"Is it just me, or is this a technical shambles", mutters my attendant associate for the evening. He's certainly got a point. To begin with, the sound is murky: those scything guitar chords and throbbing bass pulses seem to congeal into a treacly mess. Declamatory vocals are almost indecipherable. If this were just some ageing bunch of pub punks playing for their beer money it could be forgiven. But this is Gang of Four; one of the most influential British bands of the late seventies/early eighties. You could open any page in NME right now and randomly find some young upstarts of 2009 who wouldn't exist without Gang of Four. So this should be a darn sight better.
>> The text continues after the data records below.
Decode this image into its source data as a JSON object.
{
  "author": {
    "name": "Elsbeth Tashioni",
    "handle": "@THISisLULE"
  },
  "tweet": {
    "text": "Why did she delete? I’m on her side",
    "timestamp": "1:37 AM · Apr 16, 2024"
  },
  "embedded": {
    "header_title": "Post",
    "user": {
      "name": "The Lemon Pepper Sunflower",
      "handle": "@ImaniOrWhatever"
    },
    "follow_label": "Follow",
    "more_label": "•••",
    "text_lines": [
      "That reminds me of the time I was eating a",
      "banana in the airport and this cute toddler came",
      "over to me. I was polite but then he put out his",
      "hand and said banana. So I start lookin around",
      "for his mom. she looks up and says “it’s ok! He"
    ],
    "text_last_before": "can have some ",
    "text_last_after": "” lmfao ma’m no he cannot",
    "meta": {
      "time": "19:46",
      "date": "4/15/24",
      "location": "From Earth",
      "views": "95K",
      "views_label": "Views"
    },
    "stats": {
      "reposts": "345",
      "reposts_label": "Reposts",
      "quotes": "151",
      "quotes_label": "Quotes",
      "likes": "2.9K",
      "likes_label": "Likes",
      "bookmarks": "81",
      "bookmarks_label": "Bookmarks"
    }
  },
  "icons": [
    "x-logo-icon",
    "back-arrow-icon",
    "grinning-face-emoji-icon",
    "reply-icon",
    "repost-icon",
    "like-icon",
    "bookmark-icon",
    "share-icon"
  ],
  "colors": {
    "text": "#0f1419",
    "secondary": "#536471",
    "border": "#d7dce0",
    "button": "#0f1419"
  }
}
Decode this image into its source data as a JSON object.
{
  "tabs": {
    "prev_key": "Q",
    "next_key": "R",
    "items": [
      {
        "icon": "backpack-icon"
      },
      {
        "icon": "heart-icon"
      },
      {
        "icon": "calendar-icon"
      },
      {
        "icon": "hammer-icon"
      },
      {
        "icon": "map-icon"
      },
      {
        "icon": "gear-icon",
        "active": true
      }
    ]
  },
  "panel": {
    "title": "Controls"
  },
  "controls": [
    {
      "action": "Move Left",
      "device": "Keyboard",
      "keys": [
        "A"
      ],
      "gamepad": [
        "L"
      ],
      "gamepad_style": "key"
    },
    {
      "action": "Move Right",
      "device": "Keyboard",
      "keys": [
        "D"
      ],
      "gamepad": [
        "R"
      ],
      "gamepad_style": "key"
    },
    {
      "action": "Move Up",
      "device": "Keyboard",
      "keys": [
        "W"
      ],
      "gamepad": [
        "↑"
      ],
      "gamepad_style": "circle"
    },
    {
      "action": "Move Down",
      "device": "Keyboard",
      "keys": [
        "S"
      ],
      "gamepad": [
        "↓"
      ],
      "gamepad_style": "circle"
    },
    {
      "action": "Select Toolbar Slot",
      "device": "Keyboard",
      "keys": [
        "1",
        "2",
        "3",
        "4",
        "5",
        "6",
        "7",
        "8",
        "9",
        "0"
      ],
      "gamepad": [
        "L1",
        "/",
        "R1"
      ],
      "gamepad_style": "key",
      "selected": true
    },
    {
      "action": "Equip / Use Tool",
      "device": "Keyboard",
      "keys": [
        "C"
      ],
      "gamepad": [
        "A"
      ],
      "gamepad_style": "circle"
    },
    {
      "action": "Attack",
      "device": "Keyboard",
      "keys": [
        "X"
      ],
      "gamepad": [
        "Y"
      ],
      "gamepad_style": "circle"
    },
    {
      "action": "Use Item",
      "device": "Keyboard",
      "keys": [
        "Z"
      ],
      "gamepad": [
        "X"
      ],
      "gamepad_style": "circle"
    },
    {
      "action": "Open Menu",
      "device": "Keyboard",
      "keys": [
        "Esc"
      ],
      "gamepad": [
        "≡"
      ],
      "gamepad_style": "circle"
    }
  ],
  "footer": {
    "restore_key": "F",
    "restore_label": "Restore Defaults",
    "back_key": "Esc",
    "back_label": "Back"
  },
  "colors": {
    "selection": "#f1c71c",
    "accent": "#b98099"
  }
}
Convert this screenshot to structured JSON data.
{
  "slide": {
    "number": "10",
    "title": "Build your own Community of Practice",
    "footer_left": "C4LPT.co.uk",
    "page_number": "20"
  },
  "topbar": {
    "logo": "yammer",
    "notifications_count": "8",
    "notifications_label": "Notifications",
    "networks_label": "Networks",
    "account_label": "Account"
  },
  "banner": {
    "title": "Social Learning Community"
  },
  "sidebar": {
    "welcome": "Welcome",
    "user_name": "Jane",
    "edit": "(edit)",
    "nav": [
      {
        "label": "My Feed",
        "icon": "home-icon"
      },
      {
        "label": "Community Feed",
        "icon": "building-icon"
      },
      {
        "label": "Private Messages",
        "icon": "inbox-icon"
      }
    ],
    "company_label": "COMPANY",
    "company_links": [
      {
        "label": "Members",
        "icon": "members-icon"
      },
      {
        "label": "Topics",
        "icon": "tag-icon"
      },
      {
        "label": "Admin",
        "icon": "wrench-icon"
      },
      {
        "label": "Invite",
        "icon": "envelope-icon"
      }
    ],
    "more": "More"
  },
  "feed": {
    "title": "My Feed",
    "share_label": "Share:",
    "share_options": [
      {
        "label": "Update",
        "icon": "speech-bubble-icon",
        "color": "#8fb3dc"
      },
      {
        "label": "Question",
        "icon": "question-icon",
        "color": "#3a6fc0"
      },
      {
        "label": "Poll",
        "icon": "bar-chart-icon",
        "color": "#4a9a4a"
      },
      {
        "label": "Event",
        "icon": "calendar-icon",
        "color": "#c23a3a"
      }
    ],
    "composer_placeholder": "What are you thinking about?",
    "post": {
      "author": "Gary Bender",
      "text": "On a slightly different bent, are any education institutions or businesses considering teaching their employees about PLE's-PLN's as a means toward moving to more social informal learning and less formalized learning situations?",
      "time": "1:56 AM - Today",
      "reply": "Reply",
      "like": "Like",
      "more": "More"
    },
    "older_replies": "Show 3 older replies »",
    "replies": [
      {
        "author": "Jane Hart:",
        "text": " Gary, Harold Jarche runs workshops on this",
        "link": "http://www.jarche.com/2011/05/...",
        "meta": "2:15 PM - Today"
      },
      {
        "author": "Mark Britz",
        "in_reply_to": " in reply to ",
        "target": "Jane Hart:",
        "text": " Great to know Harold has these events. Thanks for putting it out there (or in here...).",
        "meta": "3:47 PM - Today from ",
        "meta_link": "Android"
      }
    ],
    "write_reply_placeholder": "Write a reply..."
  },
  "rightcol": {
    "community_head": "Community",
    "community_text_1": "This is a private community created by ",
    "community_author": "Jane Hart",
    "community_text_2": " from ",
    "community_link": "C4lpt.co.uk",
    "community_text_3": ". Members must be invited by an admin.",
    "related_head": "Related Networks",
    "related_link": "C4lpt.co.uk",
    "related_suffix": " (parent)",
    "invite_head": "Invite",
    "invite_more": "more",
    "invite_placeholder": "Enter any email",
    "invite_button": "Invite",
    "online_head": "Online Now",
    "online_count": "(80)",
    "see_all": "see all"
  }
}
The fact that this short Gang of Four tour is in honour of the thirtieth anniversary of their debut album, Entertainment, also feels somewhat incongruous from a group which really shouldn't need to indulge in nostalgic backslapping. It's only compounded by the discovery that this is actually the Gang of Two, the core unit of vocalist Jon King and guitarist Andy Gill now supplemented by a new rhythm section who look so fresh-faced one doubts whether they were actually alive when Entertainment was first issued.
Much of Entertainment itself is dispatched fairly early on. King hurls himself between multiple microphones like an epileptic Mark E Smith while Gill remains a coolly inscrutable presence, ripping out angular riffs while dispassionately eyeballing the audience. New bass player Thomas McNeice ricochets between them with riotous abandon and it's hard to deny they're certainly giving it their all. But somehow it never quite seems to gel. At time it almost feels like we're watching an excellent tribute to a once groundbreaking band.
Finally, however, it all comes good with a truly merciless version of "To Hell With Poverty". A previously restrained crowd lose their cool and let rip, shrieking King's words back at him, "To Hell with poverty, we'll get drunk on cheap wine!" While the temperature has slowly risen throughout the evening, this is the moment of immersive explosion, of being inside the bubble when two elements collide. It's as if Gill and King had planned this all along. A slightly lumpen performance battling with technical issues and an aloof audience released into a five-minute punk-funk Big Bang. Finally, Gang of Four appear.